Let's remember that our news sources at present are suspect, at best. There is mass chaos and jockeying going on right now, and this is the information age, so it's best to be careful before judging anyone or taking anything as "gospel." Furthermore, if Debbie fights for custody, she is fighting a virtual empire and has to be very cautious and efficient in her approach.

Continuing on, it is entirely possible that Debbie is genuinely concerned about putting these children through more trauma, in terms of "fighting" in court, not having as much money and/or being able to provide the lifestyle to which they're accustomed, etc.

Another possibility to consider is that, as a parent (or as one who cares about them--however you see it), she may actually have valid concerns about splitting up the siblings. They've lost their dad, and it would be tragic if, in all this frenzy, they can't all 3 stay together, because of their DNA not being shared. Let's not forget (as it seems some have), Debbie did go back to court and request her maternal rights be reinstated.

None of us can truly accurately judge another's heart motive. That goes for both Debbie and the grandmother. To BALANCE that, however, is using discernment: While we have no reason to have full reservations regarding either of these women, we DO have reason to be wary of the grandfather as a parent to the children; not just ANY children, but MJ's, specifically, considering the fact that MJ went on record with comments regarding Joe's parenting style and his (MJ's) disagreement with said. (Of course, others did as well...)

Finally, on a more personal level (i.e., something I have a little experience with), I have something to say to those that think age 7-12 years is old enough to decide a future/fate: I disagree. Strongly.

I was an introspective 12-year old when I was faced with a much simpler choice:
choosing to let my stepfather adopt me.....or not. Sounds simple, right?

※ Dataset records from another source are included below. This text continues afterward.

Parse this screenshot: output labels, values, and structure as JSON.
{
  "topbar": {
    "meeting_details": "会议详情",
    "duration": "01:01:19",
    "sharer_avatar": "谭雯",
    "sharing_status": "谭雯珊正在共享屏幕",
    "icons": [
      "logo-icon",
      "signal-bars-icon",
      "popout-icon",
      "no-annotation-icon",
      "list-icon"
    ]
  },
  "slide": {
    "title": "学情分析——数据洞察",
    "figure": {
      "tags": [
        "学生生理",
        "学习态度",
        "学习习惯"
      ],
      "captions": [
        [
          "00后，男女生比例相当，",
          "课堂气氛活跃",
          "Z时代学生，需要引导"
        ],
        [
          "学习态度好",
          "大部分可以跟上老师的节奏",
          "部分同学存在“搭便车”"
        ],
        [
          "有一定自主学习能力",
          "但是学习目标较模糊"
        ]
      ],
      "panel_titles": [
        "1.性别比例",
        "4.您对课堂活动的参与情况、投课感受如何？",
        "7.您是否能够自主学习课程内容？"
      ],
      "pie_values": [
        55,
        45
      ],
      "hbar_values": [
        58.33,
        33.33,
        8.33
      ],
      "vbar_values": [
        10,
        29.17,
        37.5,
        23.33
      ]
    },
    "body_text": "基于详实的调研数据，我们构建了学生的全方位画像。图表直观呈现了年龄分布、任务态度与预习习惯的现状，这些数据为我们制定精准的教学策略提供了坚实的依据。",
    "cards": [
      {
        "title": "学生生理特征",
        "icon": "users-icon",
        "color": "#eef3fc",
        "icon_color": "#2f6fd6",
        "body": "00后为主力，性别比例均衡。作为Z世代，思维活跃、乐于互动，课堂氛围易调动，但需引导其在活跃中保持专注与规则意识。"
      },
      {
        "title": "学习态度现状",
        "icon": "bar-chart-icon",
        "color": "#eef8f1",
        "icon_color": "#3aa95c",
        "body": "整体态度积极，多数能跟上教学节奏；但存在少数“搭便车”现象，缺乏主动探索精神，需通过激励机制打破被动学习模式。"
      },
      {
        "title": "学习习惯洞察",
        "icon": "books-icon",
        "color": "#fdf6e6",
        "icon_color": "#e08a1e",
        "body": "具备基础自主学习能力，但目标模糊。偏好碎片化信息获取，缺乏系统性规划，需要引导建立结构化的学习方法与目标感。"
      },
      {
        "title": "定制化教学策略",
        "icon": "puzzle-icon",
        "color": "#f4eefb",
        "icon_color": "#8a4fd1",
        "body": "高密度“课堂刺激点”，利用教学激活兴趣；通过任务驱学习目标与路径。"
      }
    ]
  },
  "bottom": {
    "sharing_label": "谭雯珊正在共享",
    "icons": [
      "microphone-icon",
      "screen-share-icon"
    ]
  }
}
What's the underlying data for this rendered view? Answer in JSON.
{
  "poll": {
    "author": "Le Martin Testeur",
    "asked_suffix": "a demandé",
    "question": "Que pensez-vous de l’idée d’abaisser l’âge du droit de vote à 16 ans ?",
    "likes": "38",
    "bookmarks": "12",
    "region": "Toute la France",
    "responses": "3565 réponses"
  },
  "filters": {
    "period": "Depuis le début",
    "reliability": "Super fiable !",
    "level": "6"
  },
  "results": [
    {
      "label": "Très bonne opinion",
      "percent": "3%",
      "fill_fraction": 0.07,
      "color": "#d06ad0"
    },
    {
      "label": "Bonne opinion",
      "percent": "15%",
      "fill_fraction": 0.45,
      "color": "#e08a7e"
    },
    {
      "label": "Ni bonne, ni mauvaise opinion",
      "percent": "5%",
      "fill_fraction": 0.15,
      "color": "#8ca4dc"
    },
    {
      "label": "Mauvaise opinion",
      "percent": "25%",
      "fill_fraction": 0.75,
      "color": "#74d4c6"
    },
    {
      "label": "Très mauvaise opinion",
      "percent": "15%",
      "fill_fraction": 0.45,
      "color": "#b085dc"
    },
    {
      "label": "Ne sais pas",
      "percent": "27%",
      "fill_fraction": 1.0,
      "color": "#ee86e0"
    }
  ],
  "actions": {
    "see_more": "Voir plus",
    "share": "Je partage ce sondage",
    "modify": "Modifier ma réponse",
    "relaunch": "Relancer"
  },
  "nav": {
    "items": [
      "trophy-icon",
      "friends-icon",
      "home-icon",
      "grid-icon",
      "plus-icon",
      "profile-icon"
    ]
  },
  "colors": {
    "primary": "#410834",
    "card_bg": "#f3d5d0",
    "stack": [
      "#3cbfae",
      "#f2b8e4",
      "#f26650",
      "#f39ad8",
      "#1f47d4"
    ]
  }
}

Something a mature 12-year-old can handle. Well,.....

I'll preface this by stating that all (four)
parents involved were doing their best to not pressure me. Rather, they were encouraging me to take an active role in deciding my future fate.

I, meanwhile, was so concerned about making everyone happy, that I became very stressed out. On one hand, it meant giving up my father's family name, and on the other, well, it was my stepdad I would have to live with daily, so I certainly didn't want to disappoint him. My dad told me he was still my daddy no matter what and that whatever I decided was totally okay with him. I just remember being torn and, in fact, it is to this day a painful memory.

But, aside from all that, here's the real kicker: I have a chronically ill mother who has had several brushes with death (the docs were amazed when she lived beyond 32 years). That "simple" choice would have, of course, meant I would have stayed with my stepfather had my mother died. And I KNEW that. And that was part of my struggle. How could I look at this guy who was trying to help and love us and say, "I don't want to be with you if Mom dies. I want to be with Dad and my brother (who had, not-so-incidentally, been split from me as part of the divorce)!"

Realize, I was all-too aware that I was to be living with this man. I didn't want there to be any hurt feelings or tension between us. That's not only smart survival skills, but it just makes for a more peaceful life, and, to that point, he had been very good to us. And, well, Mom is co-dependent and taught me well...

Anyway, had Mom died and I not been allowed to go back to Dad, I would have been truly devastated. So, what I'm saying is that, although I understood the terms cognitively, that was WAY too much to put on the shoulders of a 12-year-old--no matter HOW introspective, intelligent or mature s/he is.

There is more to family than just genetics, and there is WAY more to this situation than any of us know. Let's not condemn, judge or assume the information we're fed is fully accurate, but, instead, employ our brains and withhold judgment on any of the parties.